After a year of declining poll numbers, failed resets and embarrassing scandals, Justin Trudeau’s government is now experiencing a slow-motion collapse, a kind of political “slow heat death”. 

Usually, leaders who have stayed in power for nearly a decade, as Trudeau has, can look forward to leaving behind a legacy in the form of a signature policy that will endure beyond their own political lives. But the Canadian PM may not even have that, because on 1 April Canada’s federal carbon tax is set to increase, and what had been a relatively uncontroversial measure when it was introduced nearly five years ago has become nothing short of a political firestorm. 

The centrepiece of Trudeau’s climate change plan has aroused a broad array of opposition, not only from Pierre Poilievre’s Conservatives, who are pushing back against what they call the “April Fools’ tax hike”,  but even among fellow Liberals and other progressives at provincial level. 

The last remaining Liberal provincial premier in Canada, Andrew Furey of Newfoundland and Labrador, has described the carbon tax as “net negative” and “a punishment for residents at a time of soaring prices and stagnant wages”, while the leader of the Ontario Liberals, Bonnie Crombie, announced that a carbon tax would not be part of her platform. Something similar is also happening with the Left-wing opposition in the oil-rich province of Alberta. On Tuesday, Trudeau issued a challenge to all anti-carbon tax provinces to produce their own alternatives to Ottawa’s carbon levy, something they are unlikely to do. Clearly, these politicians are feeling the need to distance themselves from the increasingly toxic Trudeau brand.

The idea of putting a price on carbon was once heralded by economists as an efficient, market-based method to spur decarbonisation, and had been endorsed by right-of-centre policymakers in Canada. When Trudeau implemented carbon pricing in 2019, amid broad levels of public support, it seemed like an easy policy and political victory. But subsequent bouts of inflation and a worsening cost-of-living crisis made an anodyne measure feel like an unnecessary burden for many. 

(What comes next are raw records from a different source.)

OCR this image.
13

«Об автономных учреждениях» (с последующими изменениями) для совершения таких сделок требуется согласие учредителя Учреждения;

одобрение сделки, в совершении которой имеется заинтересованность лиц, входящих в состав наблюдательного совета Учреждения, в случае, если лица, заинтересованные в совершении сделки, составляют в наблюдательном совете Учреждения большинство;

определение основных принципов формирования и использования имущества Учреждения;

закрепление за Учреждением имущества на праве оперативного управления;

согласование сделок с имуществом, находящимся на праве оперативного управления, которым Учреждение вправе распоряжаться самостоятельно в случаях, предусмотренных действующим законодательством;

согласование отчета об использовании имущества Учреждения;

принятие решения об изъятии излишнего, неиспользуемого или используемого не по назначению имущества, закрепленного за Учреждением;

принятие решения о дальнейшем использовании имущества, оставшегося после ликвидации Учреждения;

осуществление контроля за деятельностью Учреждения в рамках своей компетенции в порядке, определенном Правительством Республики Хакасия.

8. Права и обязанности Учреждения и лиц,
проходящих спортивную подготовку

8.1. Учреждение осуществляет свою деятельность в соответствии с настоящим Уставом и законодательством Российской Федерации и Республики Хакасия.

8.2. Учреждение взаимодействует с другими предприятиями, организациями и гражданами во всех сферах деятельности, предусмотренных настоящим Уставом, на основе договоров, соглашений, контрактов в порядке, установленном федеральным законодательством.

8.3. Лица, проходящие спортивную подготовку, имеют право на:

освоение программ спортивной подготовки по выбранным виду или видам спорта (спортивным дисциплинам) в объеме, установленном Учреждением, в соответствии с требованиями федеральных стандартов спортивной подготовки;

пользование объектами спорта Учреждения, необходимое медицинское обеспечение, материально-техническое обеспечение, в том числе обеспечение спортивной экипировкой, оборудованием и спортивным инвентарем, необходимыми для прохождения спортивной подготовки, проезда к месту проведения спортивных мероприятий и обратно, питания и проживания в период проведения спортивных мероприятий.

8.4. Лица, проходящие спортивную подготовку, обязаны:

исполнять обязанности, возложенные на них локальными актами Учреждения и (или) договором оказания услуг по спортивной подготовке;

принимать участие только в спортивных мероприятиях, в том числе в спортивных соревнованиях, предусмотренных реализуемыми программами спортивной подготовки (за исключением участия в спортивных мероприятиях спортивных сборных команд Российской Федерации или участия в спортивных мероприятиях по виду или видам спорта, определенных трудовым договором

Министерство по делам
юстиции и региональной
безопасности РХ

For a prime minister who supposedly came to power on the back of exceptional political communication skills, Trudeau appears to have dropped the ball in failing to register the deep dissatisfaction his policies have aroused in the Canadian public. Indeed, the carbon tax is just the latest example of his long list of failures in governance. Under his watch, a severe housing shortage has made a middle-class standard of living unattainable for many Canadians; a dysfunctional immigration system has made competition for jobs and resources more extreme; and a botched government travel app has laid bare Ottawa’s tendencies toward wasteful spending and administrative incompetence. 

Trudeau’s remaining time in office will likely be characterised by rearguard battles where the Prime Minister tries to save face and salvage a legacy as he confronts the inevitability of a landslide defeat at the next election. In his first campaign in 2015, his first great achievement had been to save the faltering Liberals from the brink by bringing them from third to first place. In 2024, by holding on to an unpopular tax and refusing to step down, his final political act may be to lead his party back into electoral oblivion. 


Michael Cuenco is a writer on policy and politics. He is Associate Editor at American Affairs.